T.C.

UYUŞMAZLIK MAHKEMESİ

 

ESAS NO       : 2024/113

KARAR NO  : 2024/127      

KARAR TR  : 01/04/2024

ÖZET: 2247 sayılı Kanun'un 19.maddesinde öngörülen kararın gerekçeli olması koşulunu taşımayan BAŞVURUNUN, aynı Kanun'un 27. maddesi uyarınca REDDİ gerektiği hk.

 

 

 

K A R A R

 

Davacı      : S. Ü.

Vekili        : Av. B. U.

Davalı       : Milli Savunma Bakanlığı

Vekili        : Av. T. Ö. D. K.

 

I. DAVA KONUSU OLAY

 

1. Davacı vekili, müvekkilinin ... ili, ... ilçesi, ... ... ... ve Eğitim Merkez Komutanlığında bulaşıkçı kadrosunda engelli işçi olarak görev yaptığını, %44 oranında engelli olduğunu, eşinin E. ilçesinde iş bulamadığını, özel gereksinimli olan kızının anneannesi ile birlikte K. yaşamak zorunda kaldığını bu sebeple K. ili, Y. ilçesindeki Türk Silahlı Kuvvetleri Mühimmat Ayırma ve Ayıklama Tesisi Müdürlüğüne atamasının yapılması için başvuru yapıldığını ancak başvurunun zımnen reddedildiğini, zımnen red işleminin hukuka aykırı olduğunu ve takdir yetkisinin aşıldığını ileri sürerek, iptali istemiyle idari yargı yerinde dava açmıştır.

 

II. UYUŞMAZLIĞA İLİŞKİN BAŞVURU SÜRECİ

 

A. İdari Yargıda

 

2. Isparta 2. İdare Mahkemesi 21/09/2023 tarih ve E.2023/529, K.2023/671 sayılı kararı ile, dava konusu uyuşmazlığın, işçi ve işverenin karşılıklı hak ve yükümlülüklerini düzenleyen Toplu İş Sözleşmesi ve İş Kanunu hükümlerine göre adli yargı yerinde görülmesi gerektiği, açılan davanın çözümünün adli yargı yerine ait olduğu gerekçesiyle, 2577 sayılı Kanıın'un 15/1-a maddesi uyarınca davanın görev yönünden reddine karar vermiş, bu karar kesinleşmiştir. Kararın ilgili kısmı şöyledir:

 

"...4857 sayılı İş Kanunu'nun 'Amaç ve Kapsam' başlıklı 1'inci maddesinde; 'Bu Kanunun amacı işverenler ile bir iş sözleşmesine dayanarak çalıştırılan işçilerin çalışma şartları ve çalışma ortamına ilişkin hak ve sorumluluklarını düzenlemektir.

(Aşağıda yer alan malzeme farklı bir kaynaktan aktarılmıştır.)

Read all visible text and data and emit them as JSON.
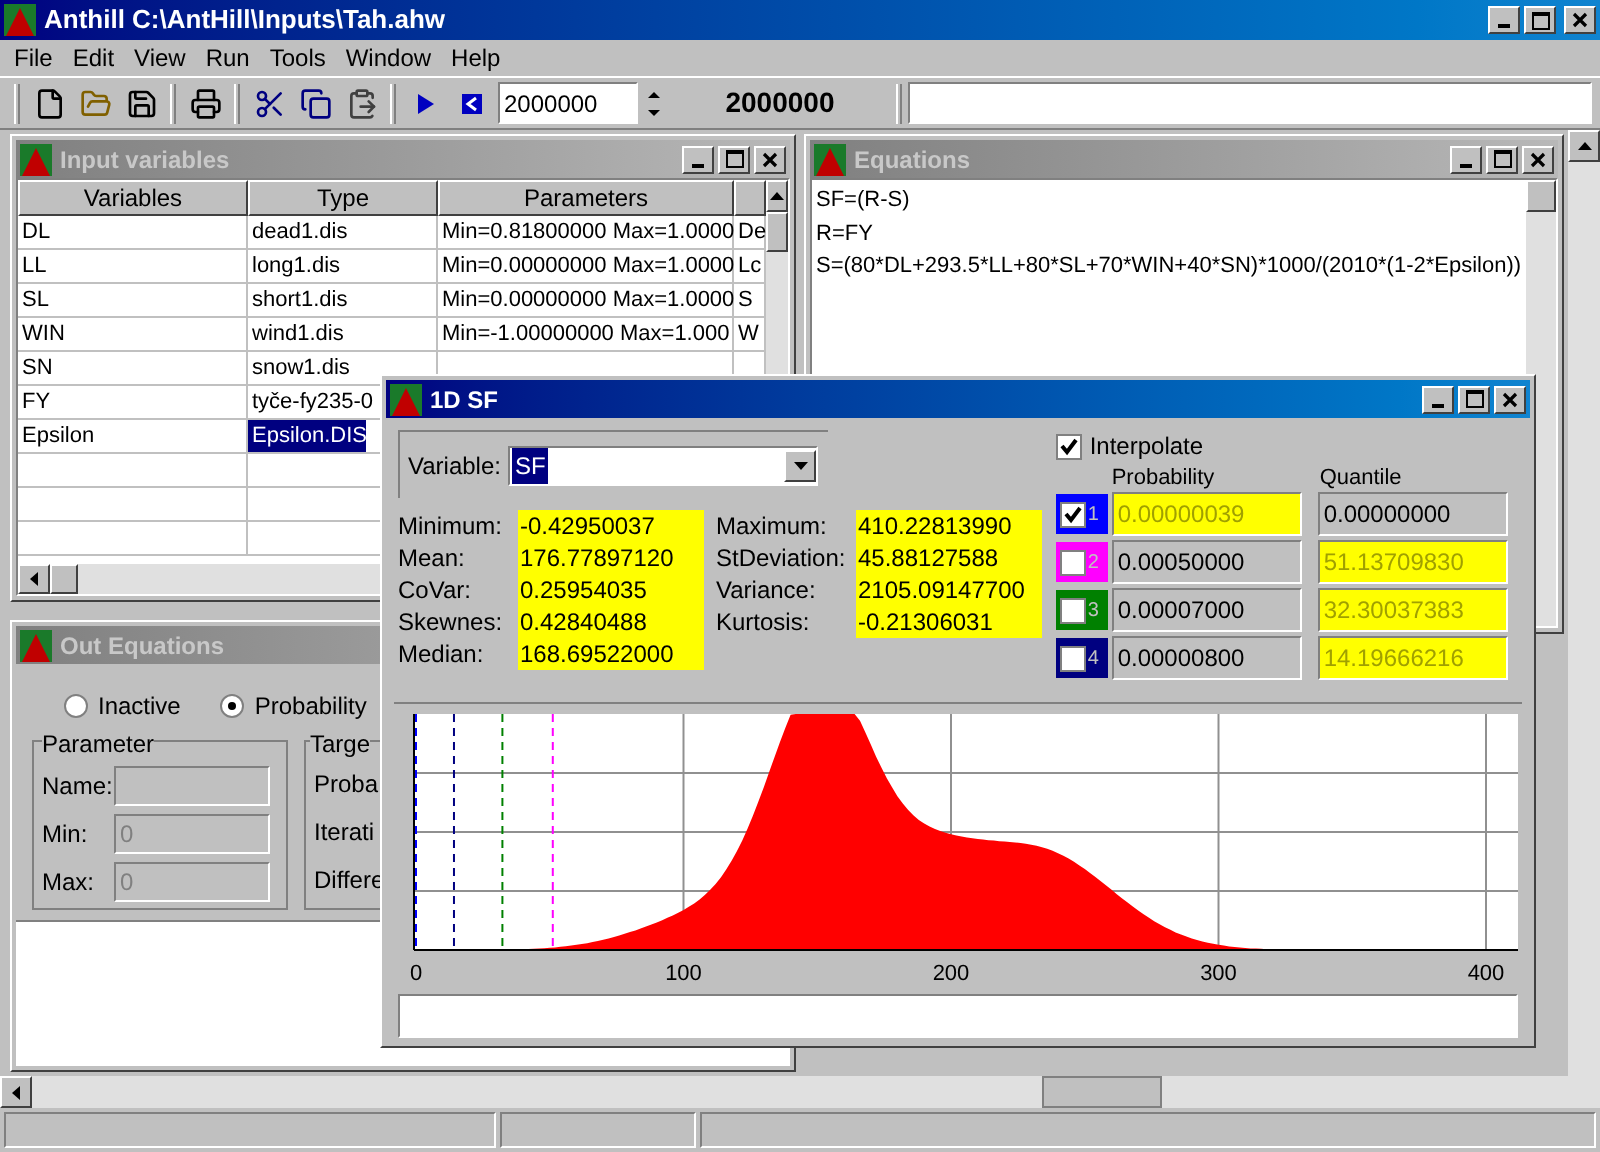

Bu Kanun, 4 üncü maddedeki istisnalar dışında kalan bütün işyerlerine, bu işyerlerinin işverenleri ile işveren vekillerine ve işçilerine faaliyet konularına bakılmaksızın uygulanır. İşyerleri, işverenler, işveren vekilleri ve işçiler, 3. maddedeki bildirim gününe bakılmaksızın bu Kanun hükümleri ile bağlı olurlar.' hükmüne, 'Tanım ve Şekil' başlıklı 8. maddesinde ise; 'İş sözleşmesi, bir tarafın (işçi) bağımlı olarak iş görmeyi, diğer tarafın (işveren) da ücret ödemeyi üstlenmesinden oluşan sözleşmedir...' hükmüne yer verilmiştir.

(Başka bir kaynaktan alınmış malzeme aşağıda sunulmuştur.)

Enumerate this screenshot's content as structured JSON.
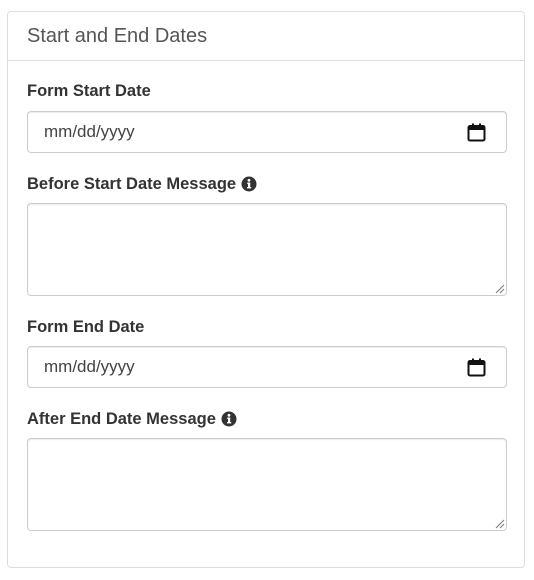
{
  "panel": {
    "title": "Start and End Dates"
  },
  "fields": {
    "form_start_date": {
      "label": "Form Start Date",
      "placeholder": "mm/dd/yyyy"
    },
    "before_start_message": {
      "label": "Before Start Date Message",
      "icon": "info-circle-icon"
    },
    "form_end_date": {
      "label": "Form End Date",
      "placeholder": "mm/dd/yyyy"
    },
    "after_end_message": {
      "label": "After End Date Message",
      "icon": "info-circle-icon"
    }
  },
  "icons": {
    "date_picker": "calendar-icon",
    "resize": "resize-handle-icon"
  },
  "colors": {
    "border": "#dddddd",
    "input_border": "#cccccc",
    "text": "#333333",
    "heading_text": "#555555"
  }
}
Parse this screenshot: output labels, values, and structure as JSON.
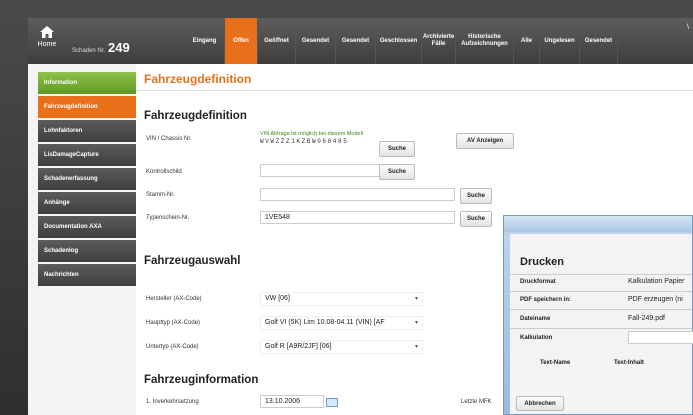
{
  "header": {
    "home_label": "Home",
    "case_label": "Schaden Nr.",
    "case_number": "249",
    "right_mark": "\\",
    "tabs": [
      {
        "label": "Eingang"
      },
      {
        "label": "Offen",
        "active": true
      },
      {
        "label": "Geöffnet"
      },
      {
        "label": "Gesendet"
      },
      {
        "label": "Gesendet"
      },
      {
        "label": "Geschlossen"
      },
      {
        "label": "Archivierte\nFälle"
      },
      {
        "label": "Historische\nAufzeichnungen"
      },
      {
        "label": "Alle"
      },
      {
        "label": "Ungelesen"
      },
      {
        "label": "Gesendet"
      }
    ]
  },
  "sidebar": {
    "items": [
      {
        "label": "Information"
      },
      {
        "label": "Fahrzeugdefinition"
      },
      {
        "label": "Lohnfaktoren"
      },
      {
        "label": "LisDamageCapture"
      },
      {
        "label": "Schadenerfassung"
      },
      {
        "label": "Anhänge"
      },
      {
        "label": "Documentation AXA"
      },
      {
        "label": "Schadenlog"
      },
      {
        "label": "Nachrichten"
      }
    ]
  },
  "main": {
    "page_title": "Fahrzeugdefinition",
    "section1": {
      "title": "Fahrzeugdefinition",
      "vin_label": "VIN / Chassis Nr.",
      "vin_hint": "VIN Abfrage ist möglich bei diesem Modell",
      "vin_value": "WVWZZZ1KZBW060485",
      "vin_search": "Suche",
      "av_button": "AV Anzeigen",
      "kontroll_label": "Kontrollschild",
      "kontroll_value": "",
      "kontroll_search": "Suche",
      "stamm_label": "Stamm-Nr.",
      "stamm_value": "",
      "stamm_search": "Suche",
      "typen_label": "Typenschein-Nr.",
      "typen_value": "1VE548",
      "typen_search": "Suche"
    },
    "section2": {
      "title": "Fahrzeugauswahl",
      "hersteller_label": "Hersteller (AX-Code)",
      "hersteller_value": "VW [06]",
      "haupttyp_label": "Haupttyp (AX-Code)",
      "haupttyp_value": "Golf VI (5K) Lim 10.08-04.11 (VIN) [AF",
      "untertyp_label": "Untertyp (AX-Code)",
      "untertyp_value": "Golf R [A9R/2JF] [06]"
    },
    "section3": {
      "title": "Fahrzeuginformation",
      "inverkehr_label": "1. Inverkehrsetzung",
      "inverkehr_value": "13.10.2006",
      "letzte_label": "Letzte MFK"
    }
  },
  "dialog": {
    "title": "Drucken",
    "druckformat_label": "Druckformat",
    "druckformat_value": "Kalkulation Papier",
    "pdf_label": "PDF speichern in:",
    "pdf_value": "PDF erzeugen (ni",
    "dateiname_label": "Dateiname",
    "dateiname_value": "Fall-249.pdf",
    "kalkulation_label": "Kalkulation",
    "col_name": "Text-Name",
    "col_inhalt": "Text-Inhalt",
    "cancel": "Abbrechen"
  }
}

7036 sayılı İş Mahkemeleri Kanunu'nun 'Görev' başlıklı 5. maddesinde; '(1) İş Mahkemeleri: a) 5953 sayılı Kanuna tabi gazeteciler, 854 sayılı Kanuna tabi gemiadamları, 22/5/2003 tarihli ve 4857 sayılı İş Kanununa veya 11/1/2011 tarihli ve 6098 sayılı Türk

 

Borçlar Kanununun İkinci Kısmının Altıncı Bölümünde düzenlenen hizmet sözleşmelerine tabi işçiler ile işveren veya işveren vekilleri arasında, iş ilişkisi nedeniyle sözleşmeden veya kanundan doğan her türlü hukuk uyuşmazlıklarına, b) İdari para cezalarına itirazlar ile 5510 sayılı Kanunun geçici 4. maddesi kapsamındaki uyuşmazlıklar hariç olmak üzere Sosyal Güvenlik Kurumu veya Türkiye İş Kurumunun taraf olduğu iş ve sosyal güvenlik mevzuatından kaynaklanan uyuşmazlıklara, c) Diğer kanunlarda iş mahkemelerinin görevli olduğu belirtilen uyuşmazlıklara, ilişkin dava ve işlere bakar.' düzenlemesine yer verilmiştir.

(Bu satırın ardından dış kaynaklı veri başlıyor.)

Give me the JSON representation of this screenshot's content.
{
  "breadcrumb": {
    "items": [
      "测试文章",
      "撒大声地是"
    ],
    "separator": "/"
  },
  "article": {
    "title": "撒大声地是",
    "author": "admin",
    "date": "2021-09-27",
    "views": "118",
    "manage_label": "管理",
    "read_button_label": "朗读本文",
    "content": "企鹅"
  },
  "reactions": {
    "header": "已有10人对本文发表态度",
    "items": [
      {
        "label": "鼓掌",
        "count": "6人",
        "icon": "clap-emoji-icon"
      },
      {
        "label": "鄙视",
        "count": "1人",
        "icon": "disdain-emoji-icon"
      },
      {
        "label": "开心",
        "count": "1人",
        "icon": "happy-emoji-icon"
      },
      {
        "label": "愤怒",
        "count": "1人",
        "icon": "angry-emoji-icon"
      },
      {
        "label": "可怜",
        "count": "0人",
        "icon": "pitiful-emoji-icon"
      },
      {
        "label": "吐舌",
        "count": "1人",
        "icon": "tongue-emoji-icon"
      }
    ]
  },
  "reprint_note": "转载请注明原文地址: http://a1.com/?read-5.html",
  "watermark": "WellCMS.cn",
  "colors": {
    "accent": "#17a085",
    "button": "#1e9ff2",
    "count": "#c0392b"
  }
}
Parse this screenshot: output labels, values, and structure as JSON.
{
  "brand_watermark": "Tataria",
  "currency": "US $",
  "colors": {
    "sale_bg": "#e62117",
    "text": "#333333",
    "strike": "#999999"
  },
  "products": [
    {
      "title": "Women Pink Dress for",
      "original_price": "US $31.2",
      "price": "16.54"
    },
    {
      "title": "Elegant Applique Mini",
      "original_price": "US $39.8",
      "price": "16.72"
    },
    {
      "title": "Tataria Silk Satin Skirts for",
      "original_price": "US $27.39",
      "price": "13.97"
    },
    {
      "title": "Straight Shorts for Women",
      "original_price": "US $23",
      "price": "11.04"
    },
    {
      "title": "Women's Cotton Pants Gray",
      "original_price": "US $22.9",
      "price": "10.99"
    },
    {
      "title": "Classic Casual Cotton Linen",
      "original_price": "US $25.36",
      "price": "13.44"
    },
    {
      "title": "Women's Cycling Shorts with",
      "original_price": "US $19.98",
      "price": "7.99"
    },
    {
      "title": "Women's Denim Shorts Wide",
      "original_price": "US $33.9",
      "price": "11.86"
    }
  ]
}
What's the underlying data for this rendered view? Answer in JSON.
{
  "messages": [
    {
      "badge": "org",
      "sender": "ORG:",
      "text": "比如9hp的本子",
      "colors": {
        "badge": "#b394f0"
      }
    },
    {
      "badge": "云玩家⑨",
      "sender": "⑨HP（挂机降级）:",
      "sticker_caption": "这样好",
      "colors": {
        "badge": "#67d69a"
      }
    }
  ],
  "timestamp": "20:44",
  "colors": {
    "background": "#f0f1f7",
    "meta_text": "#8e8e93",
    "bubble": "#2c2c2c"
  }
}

6356 sayılı Sendikalar ve Toplu İş Sözleşmesi Kanunu'nun 79. maddesinde ise 'Bıı Kanunun uygulanmasından doğan uyuşmazlıklar iş davalarına bakmakla görevli ve yetkili mahkemelerde görülür. Ancak yedinci ila on birinci bölümlerin uygulanmasından doğan uyuşmazlıklar için, görevli makamın bulunduğu yer mahkemesi yetkilidir.' düzenlemesine yer verilmiştir.

Dava dilekçesi ve ekleri ile 16/06/2023 ve 02/08/2023 tarihli ara kararı cevabı olarak gönderilen bilgi ve belgelerin birlikte incelenmesinden; davacının, 18/03/2019 tarihinden itibaren ... ... ... ve ... ... Komutanlığı emrinde 4857 sayılı Yasanın 30. maddesi kapsamında ve 29. Dönem Grup Toplu İş Sözleşmesi uyarınca özürlü işçi statüsünde çalıştığı, 10/03/2023 tarihli dilekçesi ile engellilik durumu nedeniyle kızının ve annesinin yaşadığı .../... bulunan Türk Silahlı Kuvvetleri Silah ve Mühimmat Ayırma ve Ayıklama Tesisi Müdürlüğüne naklen atanma talebiyle başvurduğu, anılan talebinin zımnen reddedilmesi üzerine bakılan davanın açıldığı anlaşılmaktadır.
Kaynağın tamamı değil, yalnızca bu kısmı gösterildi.